Chapter 62 The Hunter – Seven

THE HUNTER

SEVEN

Somehow, we make it away from the villa and the Costa Brava without interference or incident.

I can't help the needling feeling that the only reason is because he wanted us to, and I'm not fucking ready to think about what that means yet.

We switched cars three hours ago and doubled back, ditching the gear and showering off the blood to head inland toward the Girona airport. But every mile we've put between Ro's last known location and where we're headed has felt like another nail being hammered into her coffin.

There has to be a trail here.

Something that can lead to where she's been taken.

Rationally, I know Ambrose wouldn't leave a loose end for us to find, and I saw with my own eyes that he left not a single member of his staff alive to question.

But…I can't leave without trying.
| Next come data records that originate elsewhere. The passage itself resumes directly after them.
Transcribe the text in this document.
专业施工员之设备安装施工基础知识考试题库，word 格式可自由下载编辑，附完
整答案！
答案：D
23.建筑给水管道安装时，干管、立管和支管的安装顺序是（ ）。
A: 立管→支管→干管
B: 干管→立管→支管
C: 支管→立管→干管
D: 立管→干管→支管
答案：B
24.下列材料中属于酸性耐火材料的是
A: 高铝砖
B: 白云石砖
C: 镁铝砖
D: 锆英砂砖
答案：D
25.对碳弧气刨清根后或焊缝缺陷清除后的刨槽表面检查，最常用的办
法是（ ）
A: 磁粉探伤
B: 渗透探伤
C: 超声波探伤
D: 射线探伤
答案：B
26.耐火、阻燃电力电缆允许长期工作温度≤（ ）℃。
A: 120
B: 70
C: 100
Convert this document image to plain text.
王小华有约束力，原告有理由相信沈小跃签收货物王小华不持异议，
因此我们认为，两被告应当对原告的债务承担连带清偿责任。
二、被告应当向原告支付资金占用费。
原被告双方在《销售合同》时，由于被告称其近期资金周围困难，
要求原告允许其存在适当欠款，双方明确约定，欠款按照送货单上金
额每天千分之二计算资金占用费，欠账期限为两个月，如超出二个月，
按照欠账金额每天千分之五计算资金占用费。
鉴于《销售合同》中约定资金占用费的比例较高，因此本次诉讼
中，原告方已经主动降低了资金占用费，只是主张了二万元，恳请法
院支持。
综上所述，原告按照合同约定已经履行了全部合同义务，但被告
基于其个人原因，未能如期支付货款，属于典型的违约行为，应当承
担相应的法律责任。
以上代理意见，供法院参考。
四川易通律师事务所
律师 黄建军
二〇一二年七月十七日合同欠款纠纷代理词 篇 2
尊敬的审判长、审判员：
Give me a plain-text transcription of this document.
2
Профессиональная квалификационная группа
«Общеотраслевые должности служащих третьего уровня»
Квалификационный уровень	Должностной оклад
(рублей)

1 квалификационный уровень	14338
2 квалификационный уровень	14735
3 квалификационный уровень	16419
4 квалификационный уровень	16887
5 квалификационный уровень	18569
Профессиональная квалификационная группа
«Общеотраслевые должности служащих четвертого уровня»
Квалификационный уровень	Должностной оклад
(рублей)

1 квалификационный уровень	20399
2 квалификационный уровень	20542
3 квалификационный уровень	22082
Shouldn't we try?

Atticus pulls off the highway toward the airport, and I watch a plane fly overhead, taking off into the night.

Nope.

Can't do it.

"Stop the car."

Atticus's forehead wrinkles. "What?"

"Pull over."

"Sev—"

"Okay then—" I unbuckle my seat belt and start to open the passenger door when Atty curses and finally pulls off the road to a barrage of honking horns behind us.

"Fuck, Seven," he snaps, grabbing me by the sweater to stop me from jumping out of the car. "What are you doing?"

"I can't do it, man."

"Do what?"

"Leave."

I throw my hands through my hair, feeling little bits of dried, crusted blood still stuck to my scalp that didn't wash off in the motel shower.

"You have to have something to go on, Atticus. Any kind of lead—I don't care what it is—just something. I can't fly across the ocean when she could still be here."

"We don't have time for this, Sev," Elijah argues weakly from the back seat. "We're already wasting time."

"We haven't heard from Céline since we told her to get out of Boone. She might need our help, too. And Ellie? We have to get back. We need to regroup. It's not just Julian—I have the footage from E's English lesson with Aurora. There could be more clues there."

My black sweater tears when I pull away from him, the heat clawing back up my spine.

I can't afford to think about Ellie. Or Céline. Not yet.

We don't know they're in imminent danger right now.

We do know Ro is.

"Wait," I say, stopping with one foot out the door. "You said more clues. What do you mean? Did you already get something from going over the footage while we were still at the villa?"

And not fucking say anything?

"It might not be anything," he rushes to say. "I need to look into it, Sev. I need to get home. I need to get a hold of my contacts—get my hands on my computer. We need—"

"What is it? Tell me."

"Seven." Eli's tone has shifted. It's sharp now, and it punches through my armor more than Atticus's blunt growls ever could. "Get back in the car."

"I can't, E." Then to Atticus, "Give me the lead."

His hands tighten on the steering wheel. He sighs.

"I'm not asking you to stay with me," I hiss. "You guys go. Go check on Cee and Ellie. Talk to Julian. Do what you need to do. This is what I need to do."

Elijah pinches the bridge of his nose. "Sev, you don't even speak the language."

"The language I intend to use is a very universal one."

"We ditched our gear fifty miles back," Atticus argues, but I show him he's wrong, pulling my hooked blade from where I stashed it in the side of the passenger door. It glints in the headlights of the passing cars until Atticus shoves it out of sight.

"This is all I need. Now give me the lead, or I'll find my own."

Atticus slams his palms on the wheel, then sags in his seat and digs into his pocket for the stack of passports under our newest aliases. He thumbs through them roughly and hands me mine.

When I go to grab it from him, he doesn't let go. "Forty-eight hours," he says. "I'm booking you a flight home in forty-eight hours from now. Don't make me waste more time coming back here to drag your ass home."

"The lead?"

"Coyote," he says. "In my military training, there were stories about a guy with that code name. They said he defected. Went dark. I think he had connections in Spain."

"Road Runner," Eli mutters from the back seat, and I remember that weird shift in conversation during their English lesson. Wile E. Coyote was the one chasing Road Runner.

"I could be misinterpreting. It could be nothing," Atty argues.

"Or it could be something."

I pull the passport from Atticus's fingers and throw up my hood, turning away from the road. If I only have forty-eight hours, I won't waste them.